9. Chronische Nierenerkrankung
Bei nachlassender Nierenfunktion reichern sich Abfallprodukte im Blutkreislauf an und können Nerven schädigen.
Patienten können außerdem Folgendes erleben:
- Ermüdung
- Schwellung
- Muskelkrämpfe
- Unruhige Beine
- Kribbeln in den Füßen
Eine angemessene Behandlung der Nierenerkrankung trägt häufig zur Linderung der Symptome bei.
10. Hypothyreose
Eine Schilddrüsenunterfunktion verlangsamt den Stoffwechsel und kann zu Nervenkompressionen oder Neuropathie beitragen.
Zu den Symptomen gehören:
- Ermüdung
- Gewichtszunahme
- Trockene Haut
- Kälteintoleranz
- Kribbeln in Händen und Füßen
Eine Schilddrüsenhormonersatztherapie lindert in der Regel die Symptome.
11. Autoimmunerkrankungen
Erkrankungen, die das Nervensystem angreifen, können Kribbeln verursachen.
Beispiele hierfür sind:
- Multiple Sklerose
- Lupus
- Rheumatoide Arthritis
- Guillain-Barré-Syndrom
- Sjögren-Syndrom
Die Behandlung richtet sich nach der spezifischen Diagnose und umfasst häufig Medikamente, die die Aktivität des Immunsystems reduzieren.
12. Infektionen
Bestimmte Infektionen können Nerven befallen, darunter:
- Lyme-Krankheit
- HIV
- Gürtelrose
- Hepatitis C
Eine frühzeitige Behandlung der zugrunde liegenden Infektion kann Nervenschäden verringern.
13. Nebenwirkungen von Medikamenten
Manche Medikamente können periphere Nerven schädigen.
Beispiele hierfür sind unter anderem:
- Chemotherapeutika
- Antibiotika
- Antikonvulsiva
- Antivirale Medikamente
Setzen Sie verschriebene Medikamente niemals ohne Rücksprache mit Ihrem Arzt ab.
Risikofaktoren
Das Risiko für chronisches Fußkribbeln ist möglicherweise erhöht, wenn Sie folgende Symptome haben:
- Diabetes
- Rauchergeschichte
- Fettleibigkeit
- Bluthochdruck
- Hoher Cholesterinspiegel
- Starker Alkoholkonsum
- Vitaminmangel
- Nierenerkrankung
- Autoimmunkrankheit
- Familiäre Vorbelastung mit Neuropathie
Wie Ärzte die Ursache diagnostizieren
Die Diagnose beginnt mit einer gründlichen Anamnese und körperlichen Untersuchung.

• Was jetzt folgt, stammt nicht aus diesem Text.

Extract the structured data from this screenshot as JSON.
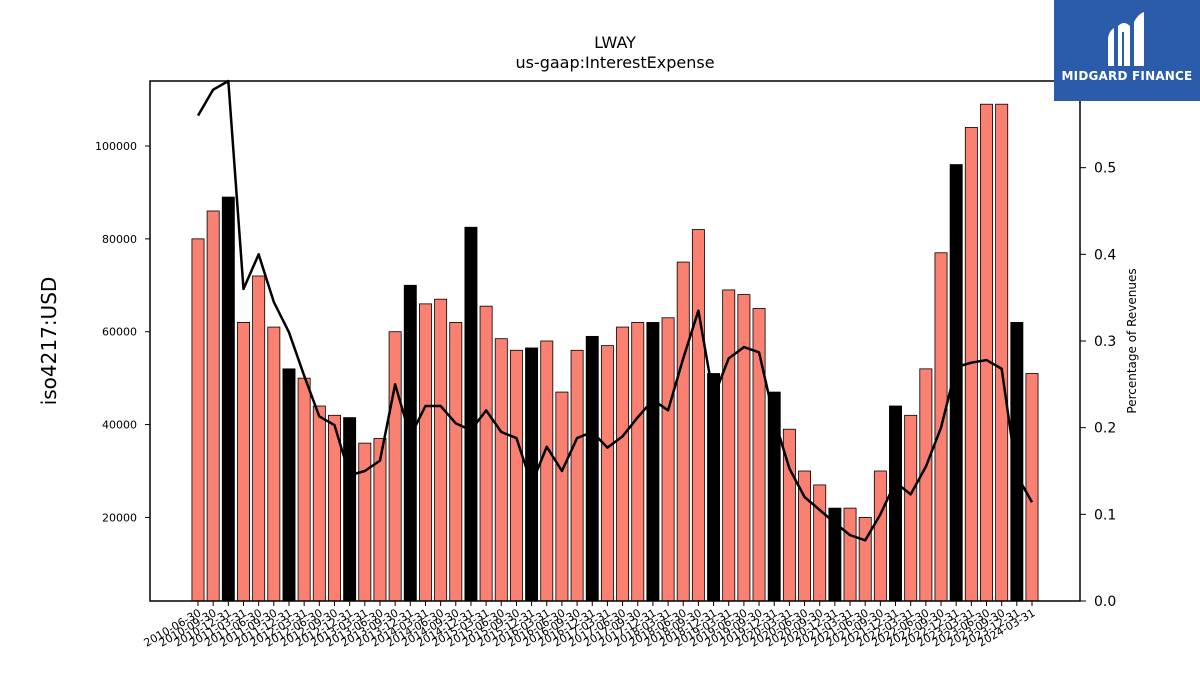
{
  "chart_data": {
    "type": "bar",
    "title": "LWAY",
    "subtitle": "us-gaap:InterestExpense",
    "ylabel": "iso4217:USD",
    "y2label": "Percentage of Revenues",
    "ylim": [
      2000,
      114000
    ],
    "y2lim": [
      0.0,
      0.6
    ],
    "yticks": [
      20000,
      40000,
      60000,
      80000,
      100000
    ],
    "y2ticks": [
      0.0,
      0.1,
      0.2,
      0.3,
      0.4,
      0.5,
      0.6
    ],
    "colors": {
      "bar": "#fa8072",
      "bar_annual": "#000000",
      "line": "#000000"
    },
    "categories": [
      "2010-06-30",
      "2010-09-30",
      "2010-12-31",
      "2011-03-31",
      "2011-06-30",
      "2011-09-30",
      "2011-12-31",
      "2012-03-31",
      "2012-06-30",
      "2012-09-30",
      "2012-12-31",
      "2013-03-31",
      "2013-06-30",
      "2013-09-30",
      "2013-12-31",
      "2014-03-31",
      "2014-06-30",
      "2014-09-30",
      "2014-12-31",
      "2015-03-31",
      "2015-06-30",
      "2015-09-30",
      "2015-12-31",
      "2016-03-31",
      "2016-06-30",
      "2016-09-30",
      "2016-12-31",
      "2017-03-31",
      "2017-06-30",
      "2017-09-30",
      "2017-12-31",
      "2018-03-31",
      "2018-06-30",
      "2018-09-30",
      "2018-12-31",
      "2019-03-31",
      "2019-06-30",
      "2019-09-30",
      "2019-12-31",
      "2020-03-31",
      "2020-06-30",
      "2020-09-30",
      "2020-12-31",
      "2021-03-31",
      "2021-06-30",
      "2021-09-30",
      "2021-12-31",
      "2022-03-31",
      "2022-06-30",
      "2022-09-30",
      "2022-12-31",
      "2023-03-31",
      "2023-06-30",
      "2023-09-30",
      "2023-12-31",
      "2024-03-31"
    ],
    "series": [
      {
        "kind": "bar",
        "values": [
          80000,
          86000,
          89000,
          62000,
          72000,
          61000,
          52000,
          50000,
          44000,
          42000,
          41500,
          36000,
          37000,
          60000,
          70000,
          66000,
          67000,
          62000,
          82500,
          65500,
          58500,
          56000,
          56500,
          58000,
          47000,
          56000,
          59000,
          57000,
          61000,
          62000,
          62000,
          63000,
          75000,
          82000,
          51000,
          69000,
          68000,
          65000,
          47000,
          39000,
          30000,
          27000,
          22000,
          22000,
          20000,
          30000,
          44000,
          42000,
          52000,
          77000,
          96000,
          104000,
          109000,
          109000,
          62000,
          51000
        ],
        "annual_flags": [
          false,
          false,
          true,
          false,
          false,
          false,
          true,
          false,
          false,
          false,
          true,
          false,
          false,
          false,
          true,
          false,
          false,
          false,
          true,
          false,
          false,
          false,
          true,
          false,
          false,
          false,
          true,
          false,
          false,
          false,
          true,
          false,
          false,
          false,
          true,
          false,
          false,
          false,
          true,
          false,
          false,
          false,
          true,
          false,
          false,
          false,
          true,
          false,
          false,
          false,
          true,
          false,
          false,
          false,
          true,
          false
        ]
      },
      {
        "kind": "line",
        "axis": "right",
        "values": [
          0.56,
          0.59,
          0.6,
          0.36,
          0.4,
          0.345,
          0.31,
          0.26,
          0.213,
          0.203,
          0.145,
          0.15,
          0.162,
          0.25,
          0.19,
          0.225,
          0.225,
          0.205,
          0.197,
          0.22,
          0.195,
          0.188,
          0.135,
          0.178,
          0.15,
          0.188,
          0.195,
          0.177,
          0.19,
          0.212,
          0.232,
          0.22,
          0.28,
          0.335,
          0.235,
          0.28,
          0.293,
          0.287,
          0.21,
          0.153,
          0.12,
          0.105,
          0.09,
          0.076,
          0.07,
          0.1,
          0.137,
          0.123,
          0.155,
          0.2,
          0.27,
          0.275,
          0.278,
          0.268,
          0.145,
          0.114
        ]
      }
    ]
  },
  "logo": {
    "text": "MIDGARD FINANCE"
  }
}
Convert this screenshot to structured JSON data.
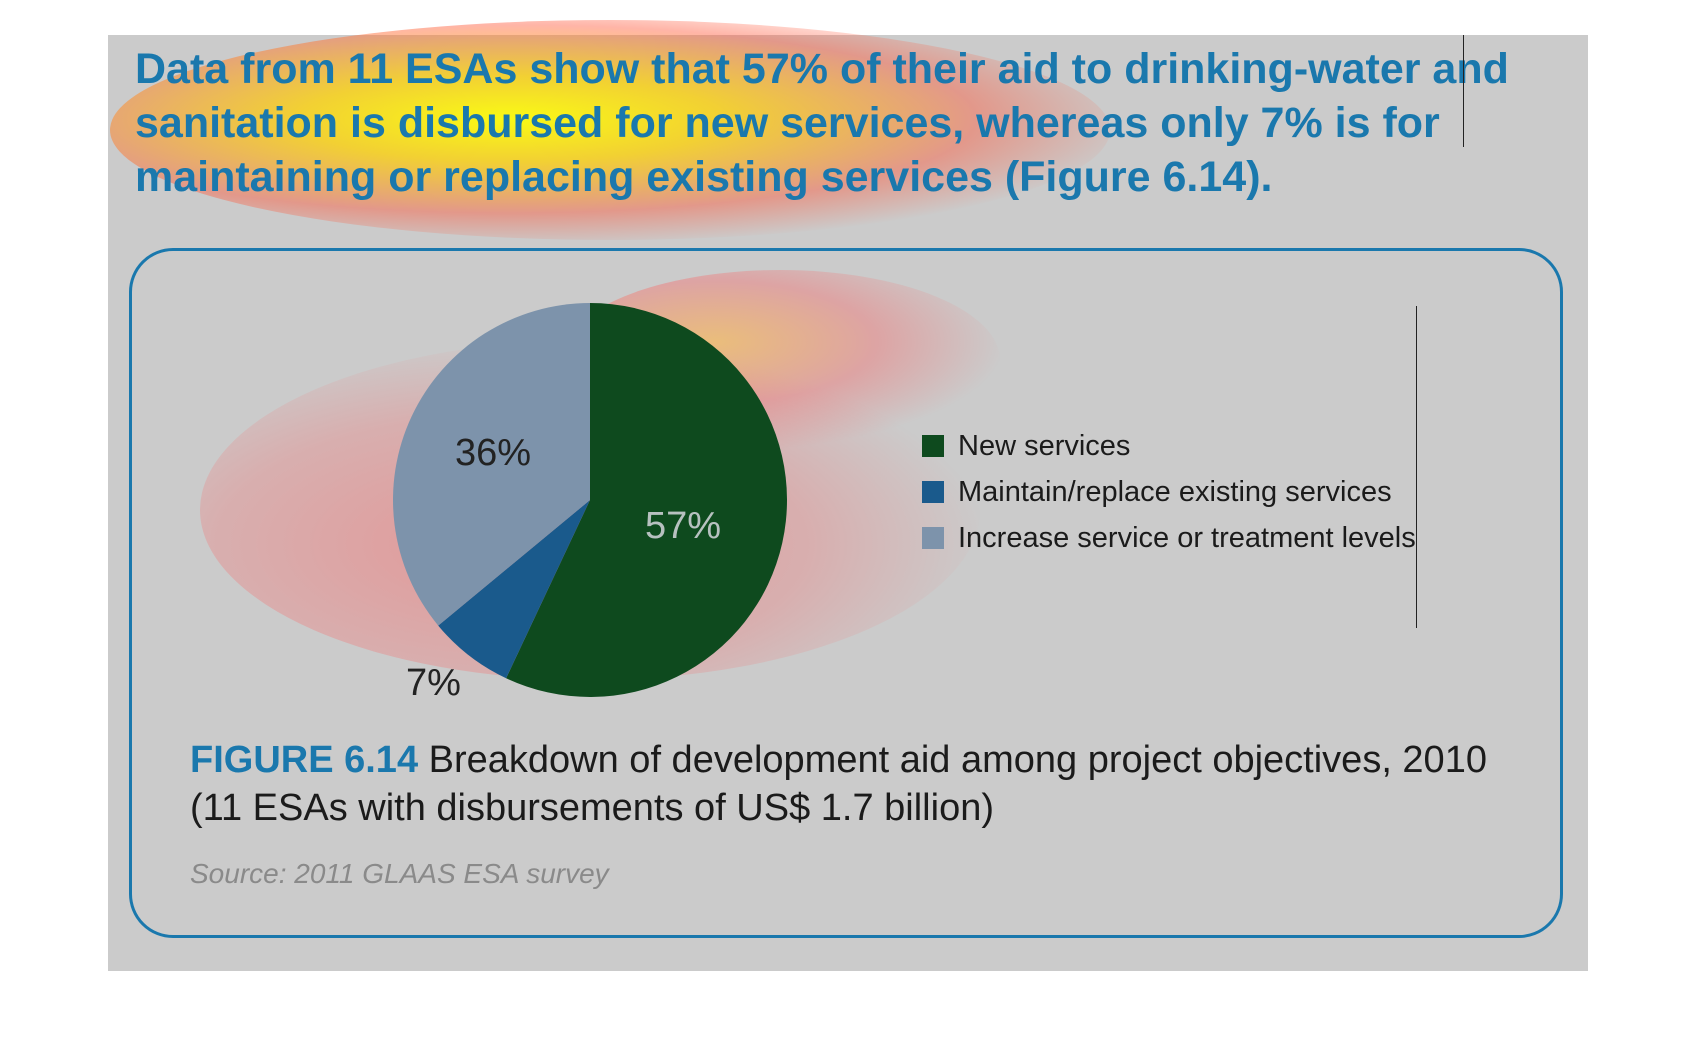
{
  "headline": "Data from 11 ESAs show that 57% of their aid to drinking-water and sanitation is disbursed for new services, whereas only 7% is for maintaining or replacing existing services (Figure 6.14).",
  "caption": {
    "figure_number": "FIGURE 6.14",
    "text": "Breakdown of development aid among project objectives, 2010 (11 ESAs with disbursements of US$ 1.7 billion)"
  },
  "source": "Source: 2011 GLAAS ESA survey",
  "chart_data": {
    "type": "pie",
    "categories": [
      "New services",
      "Maintain/replace existing services",
      "Increase service or treatment levels"
    ],
    "values": [
      57,
      7,
      36
    ],
    "value_labels": [
      "57%",
      "7%",
      "36%"
    ],
    "colors": [
      "#0e4a1e",
      "#1a5a8c",
      "#7d93ab"
    ],
    "legend_position": "right"
  }
}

Ihr Arzt/Ihre Ärztin empfiehlt Ihnen möglicherweise Folgendes:
- Blutzuckermessung
- Hämoglobin A1c
- Vitamin-B12-Spiegel
- Schilddrüsenfunktionstests
- Nierenfunktionstests
- Blutbild
- Nervenleitungsstudien
- Elektromyographie (EMG)
- MRT der Wirbelsäule bei Verdacht auf Nervenkompression
- Ultraschall- oder Gefäßuntersuchung bei Verdacht auf Durchblutungsstörungen
Eine korrekte Diagnose ist unerlässlich, da die Behandlung von der zugrunde liegenden Ursache abhängt.
Behandlungsoptionen
Die Behandlung konzentriert sich auf die Behandlung der zugrunde liegenden Erkrankung und nicht nur auf die Symptomunterdrückung.
Lebensstilmaßnahmen
- Gesunde Blutzuckerwerte aufrechterhalten
- Regelmäßig Sport treiben
- Ein gesundes Gewicht beibehalten
- Hören Sie mit dem Rauchen auf.
- Begrenzen Sie den Alkoholkonsum.
- Ernähren Sie sich ausgewogen und vitaminreich.
- Tragen Sie bequeme, stützende Schuhe.
- Führen Sie täglich Fußkontrollen durch, insbesondere wenn Sie Diabetes haben.